Assuming a software development model is a set of work rules for programmers, saying something about what to do, in what order, which notations and programming languages to use and what kinds of documents to produce, argues Naur, then the most important aspect of the method is that of ordering actions. But: "In building the theory there can be no particular sequence of actions, for the reason that a theory held by a person has no inherent division into parts and no inherent ordering. Rather, the person possessing a theory will be able to produce presentations of various sorts on the basis of it, in response to question and demands" [NAUR1992](Naur 1992, p. 236). Naur supports himself on the conclusions of more radical philosophers of science, that there is no such thing as a scientific method helpful to scientists [FEYERABEND1996](Feyerabend 1996). It is therefore a mistaken assumption, he argues, that software systems development should be based on scientific methods. "[T]he notion of methods as systems of rules that in an arbitrary context and mechanically will lead to good solutions is an illusion" [NAUR1992](Naur 1992, p. 237), Naur argues referring to software engineering.
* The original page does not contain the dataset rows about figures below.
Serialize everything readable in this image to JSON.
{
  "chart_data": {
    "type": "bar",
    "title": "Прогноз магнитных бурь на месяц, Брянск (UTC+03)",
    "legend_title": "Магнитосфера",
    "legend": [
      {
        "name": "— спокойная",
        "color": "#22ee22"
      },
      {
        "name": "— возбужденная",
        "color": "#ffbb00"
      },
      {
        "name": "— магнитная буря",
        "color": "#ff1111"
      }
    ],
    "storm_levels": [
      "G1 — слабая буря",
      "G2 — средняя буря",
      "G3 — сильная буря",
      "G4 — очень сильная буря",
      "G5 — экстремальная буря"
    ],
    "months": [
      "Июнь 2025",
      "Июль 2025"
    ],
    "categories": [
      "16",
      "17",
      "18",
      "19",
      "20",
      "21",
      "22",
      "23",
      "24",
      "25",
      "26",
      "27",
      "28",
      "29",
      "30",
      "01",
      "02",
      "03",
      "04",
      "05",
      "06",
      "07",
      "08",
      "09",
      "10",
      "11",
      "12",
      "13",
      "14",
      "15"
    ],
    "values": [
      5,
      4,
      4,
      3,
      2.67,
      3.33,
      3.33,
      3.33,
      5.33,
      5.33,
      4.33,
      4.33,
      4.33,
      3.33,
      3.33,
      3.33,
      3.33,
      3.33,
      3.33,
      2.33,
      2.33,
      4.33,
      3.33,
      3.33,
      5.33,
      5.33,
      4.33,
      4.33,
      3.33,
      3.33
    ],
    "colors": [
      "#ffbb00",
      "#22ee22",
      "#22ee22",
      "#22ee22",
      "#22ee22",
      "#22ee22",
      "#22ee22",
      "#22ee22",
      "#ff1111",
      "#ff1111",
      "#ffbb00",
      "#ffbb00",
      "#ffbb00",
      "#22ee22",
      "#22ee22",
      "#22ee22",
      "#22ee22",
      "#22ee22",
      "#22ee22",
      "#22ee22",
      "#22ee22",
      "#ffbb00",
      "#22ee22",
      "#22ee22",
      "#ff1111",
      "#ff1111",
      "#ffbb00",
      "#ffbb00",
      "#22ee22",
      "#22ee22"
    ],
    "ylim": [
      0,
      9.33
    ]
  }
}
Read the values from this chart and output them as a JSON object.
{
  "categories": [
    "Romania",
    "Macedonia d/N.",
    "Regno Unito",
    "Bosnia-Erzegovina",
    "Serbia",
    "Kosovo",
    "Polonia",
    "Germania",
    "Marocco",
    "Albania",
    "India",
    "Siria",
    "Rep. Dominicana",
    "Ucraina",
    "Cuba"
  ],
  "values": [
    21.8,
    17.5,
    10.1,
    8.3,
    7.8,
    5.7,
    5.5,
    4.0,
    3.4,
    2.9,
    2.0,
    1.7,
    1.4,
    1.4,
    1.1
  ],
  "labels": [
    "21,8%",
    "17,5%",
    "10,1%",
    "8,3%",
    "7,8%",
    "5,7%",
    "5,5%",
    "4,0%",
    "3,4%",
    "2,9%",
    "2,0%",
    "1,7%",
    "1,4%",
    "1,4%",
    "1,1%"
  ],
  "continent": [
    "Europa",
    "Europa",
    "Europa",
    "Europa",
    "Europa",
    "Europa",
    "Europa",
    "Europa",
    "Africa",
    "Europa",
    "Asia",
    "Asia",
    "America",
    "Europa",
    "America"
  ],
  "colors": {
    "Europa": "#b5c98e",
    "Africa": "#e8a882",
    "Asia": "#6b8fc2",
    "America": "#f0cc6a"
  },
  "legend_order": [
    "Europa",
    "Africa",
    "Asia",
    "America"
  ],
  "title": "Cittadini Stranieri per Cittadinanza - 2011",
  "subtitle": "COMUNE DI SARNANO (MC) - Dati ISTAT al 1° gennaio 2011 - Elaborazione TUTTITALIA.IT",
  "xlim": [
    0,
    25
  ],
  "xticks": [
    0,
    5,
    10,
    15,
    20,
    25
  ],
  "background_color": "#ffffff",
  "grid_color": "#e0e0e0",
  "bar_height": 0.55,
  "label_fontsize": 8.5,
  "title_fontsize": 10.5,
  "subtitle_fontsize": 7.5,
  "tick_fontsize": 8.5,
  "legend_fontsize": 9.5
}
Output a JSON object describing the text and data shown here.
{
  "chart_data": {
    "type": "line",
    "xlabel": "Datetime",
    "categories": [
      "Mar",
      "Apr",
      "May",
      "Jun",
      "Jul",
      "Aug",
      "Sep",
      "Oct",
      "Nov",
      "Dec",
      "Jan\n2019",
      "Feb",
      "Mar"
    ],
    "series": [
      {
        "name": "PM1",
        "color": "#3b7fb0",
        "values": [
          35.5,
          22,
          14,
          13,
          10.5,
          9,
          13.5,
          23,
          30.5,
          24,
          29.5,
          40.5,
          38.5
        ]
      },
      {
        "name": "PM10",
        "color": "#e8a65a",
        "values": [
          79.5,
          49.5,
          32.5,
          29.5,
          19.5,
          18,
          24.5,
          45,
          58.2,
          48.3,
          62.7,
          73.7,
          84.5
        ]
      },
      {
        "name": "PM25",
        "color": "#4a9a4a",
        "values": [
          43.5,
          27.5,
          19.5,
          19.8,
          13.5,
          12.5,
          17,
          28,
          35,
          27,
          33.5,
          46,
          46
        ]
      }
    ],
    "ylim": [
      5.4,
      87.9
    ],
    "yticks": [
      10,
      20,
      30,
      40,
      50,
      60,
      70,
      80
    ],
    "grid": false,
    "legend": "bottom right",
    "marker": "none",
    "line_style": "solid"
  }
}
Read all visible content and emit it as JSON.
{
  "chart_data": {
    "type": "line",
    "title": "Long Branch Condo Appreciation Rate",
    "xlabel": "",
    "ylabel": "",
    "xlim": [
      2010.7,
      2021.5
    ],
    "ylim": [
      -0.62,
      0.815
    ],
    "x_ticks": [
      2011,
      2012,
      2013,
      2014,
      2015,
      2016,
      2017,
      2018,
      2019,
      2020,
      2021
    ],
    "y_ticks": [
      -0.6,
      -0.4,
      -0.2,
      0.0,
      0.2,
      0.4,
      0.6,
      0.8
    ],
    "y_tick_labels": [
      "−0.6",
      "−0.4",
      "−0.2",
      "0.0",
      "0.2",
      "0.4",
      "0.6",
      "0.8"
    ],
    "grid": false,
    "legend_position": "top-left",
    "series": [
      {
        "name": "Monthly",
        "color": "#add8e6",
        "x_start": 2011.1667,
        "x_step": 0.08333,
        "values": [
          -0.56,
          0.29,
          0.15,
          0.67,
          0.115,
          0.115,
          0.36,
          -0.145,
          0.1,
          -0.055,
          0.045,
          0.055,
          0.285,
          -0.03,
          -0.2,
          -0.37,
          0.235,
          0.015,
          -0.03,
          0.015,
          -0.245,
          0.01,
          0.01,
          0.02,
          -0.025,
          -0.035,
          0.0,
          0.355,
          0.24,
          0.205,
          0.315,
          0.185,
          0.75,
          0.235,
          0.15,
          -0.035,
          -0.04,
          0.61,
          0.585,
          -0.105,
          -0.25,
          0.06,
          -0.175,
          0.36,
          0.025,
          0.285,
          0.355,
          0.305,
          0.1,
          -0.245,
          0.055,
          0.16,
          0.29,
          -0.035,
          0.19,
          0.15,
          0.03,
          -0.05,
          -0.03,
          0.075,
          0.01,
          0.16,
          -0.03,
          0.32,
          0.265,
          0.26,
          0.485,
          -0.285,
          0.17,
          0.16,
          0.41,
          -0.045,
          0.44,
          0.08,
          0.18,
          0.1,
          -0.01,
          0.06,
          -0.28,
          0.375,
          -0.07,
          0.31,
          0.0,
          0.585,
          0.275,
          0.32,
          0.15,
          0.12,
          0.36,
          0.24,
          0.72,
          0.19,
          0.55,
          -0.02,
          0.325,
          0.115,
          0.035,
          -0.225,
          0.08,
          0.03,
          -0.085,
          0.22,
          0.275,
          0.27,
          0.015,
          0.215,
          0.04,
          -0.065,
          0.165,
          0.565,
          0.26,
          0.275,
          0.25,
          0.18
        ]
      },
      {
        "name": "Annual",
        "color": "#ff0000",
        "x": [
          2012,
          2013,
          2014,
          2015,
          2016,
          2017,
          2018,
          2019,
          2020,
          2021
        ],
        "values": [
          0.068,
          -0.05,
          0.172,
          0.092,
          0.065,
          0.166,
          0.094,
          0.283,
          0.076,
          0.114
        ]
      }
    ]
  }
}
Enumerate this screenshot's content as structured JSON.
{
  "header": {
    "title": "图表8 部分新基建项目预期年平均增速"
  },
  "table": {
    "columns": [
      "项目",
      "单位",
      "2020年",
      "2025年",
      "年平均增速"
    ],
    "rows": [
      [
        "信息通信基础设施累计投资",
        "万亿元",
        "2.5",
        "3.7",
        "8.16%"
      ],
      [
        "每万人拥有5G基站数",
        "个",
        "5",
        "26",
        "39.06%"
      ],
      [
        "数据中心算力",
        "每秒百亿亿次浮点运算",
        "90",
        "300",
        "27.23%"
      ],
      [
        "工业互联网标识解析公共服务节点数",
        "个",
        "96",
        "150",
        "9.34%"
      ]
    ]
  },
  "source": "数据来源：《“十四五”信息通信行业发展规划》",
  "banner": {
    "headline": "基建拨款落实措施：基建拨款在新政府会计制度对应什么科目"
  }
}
Naur's perspective on software systems development is that of the individual developer. This is somewhat different to both software engineering and participatory design. Software engineering looks at the development effort with what is to be done when and by whom in mind—a bit crudely put, it could be said that software engineering is concerned with building the system right. Participatory design looks for ways to develop the right system, looking at how the software interacts in a larger social context. Naur does not concern himself with how software is to fit into the larger social context, but neither does he offer any advice on how developers best can build a theory of the software system being developed. His critique of software engineering as an illusion, and the claim that scientific methods are not much help to neither scientist nor software systems developer, makes Naur a representative of Hirscheim and Klein's subjectivist position.

While not the first to question the appropriateness of an approach to software systems development based on scientific methods, Naur is among the first to make the connection between software systems development and knowledge research. His contribution is significant in that it provides argumentation for viewing software systems development as a knowledge intensive activity. While implicit in some of the approaches described in the previous chapter, Naur is explicit on the fact the knowledge and understanding is the key factors in software systems development. He argues why it is so, but provides no practical clues as to how this would be reflected in an approach to software systems development.